When most people hear the words ‘air quality,’ they typically associate it with outdoor air quality and pollution, but the air inside of your home can also get polluted as well. As we make our way into the winter season and are spending more time indoors, the quality of the air inside of your home should be something you’re worried about just as much as the air you breathe outside. With some basic knowledge and tips, you’ll easily be able to improve the indoor air quality in your home.

Common Indoor Air Pollutants

Indoor air pollutants can range from the contaminants your animals bring indoors to potential gas leaks. One of the most common indoor air pollutants is carbon monoxide, which results when natural gas escapes from your home without being burned off. Older homes also see indoor air pollutants such as asbestos, lead, mold, and mildew.

Tips for Improving Indoor Air Quality in Your Home

1. Change Your HVAC Filter – As air cycles through your HVAC system, the air filter catches the dirt and debris cycling through the system to be cleaned before pushing it out into your home. After a while, these filters get clogged and stop doing their job, causing more pollutants to enter your home and your system to run less efficiently.

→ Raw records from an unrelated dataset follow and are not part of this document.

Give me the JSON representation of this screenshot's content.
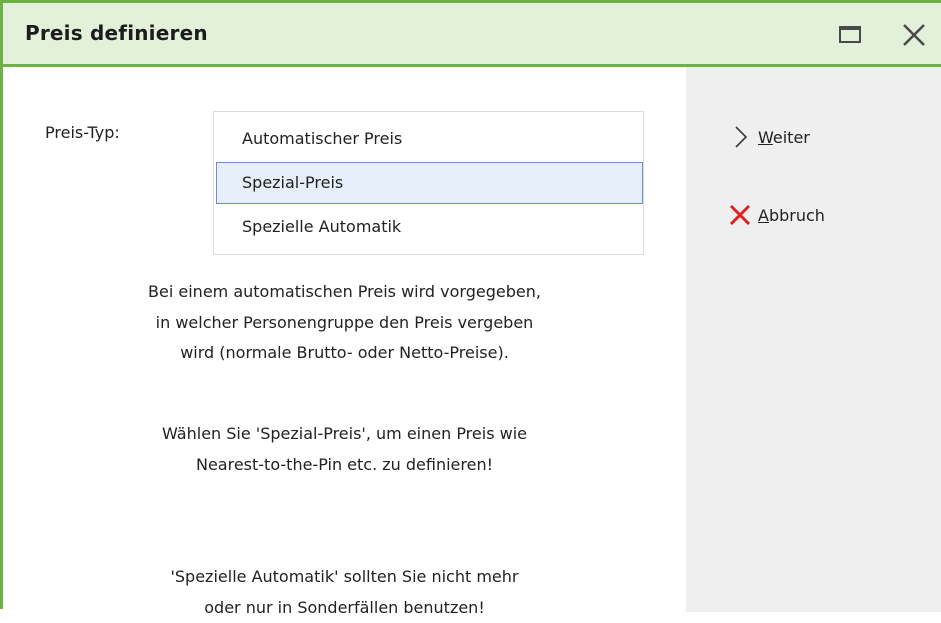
{
  "window": {
    "title": "Preis definieren",
    "accent_color": "#6fb04a",
    "titlebar_bg": "#e3f0da"
  },
  "form": {
    "preis_typ_label": "Preis-Typ:",
    "options": [
      {
        "label": "Automatischer Preis",
        "selected": false
      },
      {
        "label": "Spezial-Preis",
        "selected": true
      },
      {
        "label": "Spezielle Automatik",
        "selected": false
      }
    ]
  },
  "description": {
    "block1": [
      "Bei einem automatischen Preis wird vorgegeben,",
      "in welcher Personengruppe den Preis vergeben",
      "wird (normale Brutto- oder Netto-Preise)."
    ],
    "block2": [
      "Wählen Sie 'Spezial-Preis', um einen Preis wie",
      "Nearest-to-the-Pin etc. zu definieren!"
    ],
    "block3": [
      "'Spezielle Automatik' sollten Sie nicht mehr",
      "oder nur in Sonderfällen benutzen!"
    ]
  },
  "sidebar": {
    "weiter": {
      "mnemonic": "W",
      "rest": "eiter",
      "icon": "chevron-right-icon"
    },
    "abbruch": {
      "mnemonic": "A",
      "rest": "bbruch",
      "icon": "red-x-icon",
      "icon_color": "#e02020"
    }
  }
}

2. Clean Your Air Ducts – Your air ducts are responsible for distributing air throughout your home and over time, dirt, dust, and debris can accumulate in them. Before each season, make sure to clean out your air ducts to prevent contaminants from blowing into your home.

3. Control Humidity Levels – High humidity levels create excess moisture in the home, which is ideal for mold and mildew growth. Not only does this affect your indoor air quality, but mold and mildew can also trigger respiratory issues, allergies, and asthma. When it’s hot and humid out, utilize a dehumidifer and when it’s cold, keep your humidifier levels around 50%.

4. Add Indoor Plants to Your Space – Indoor plants are a great way to naturally filter and improve the air in your home. The best plants you can incorporate into your space are ferns, succulents, and spider plants.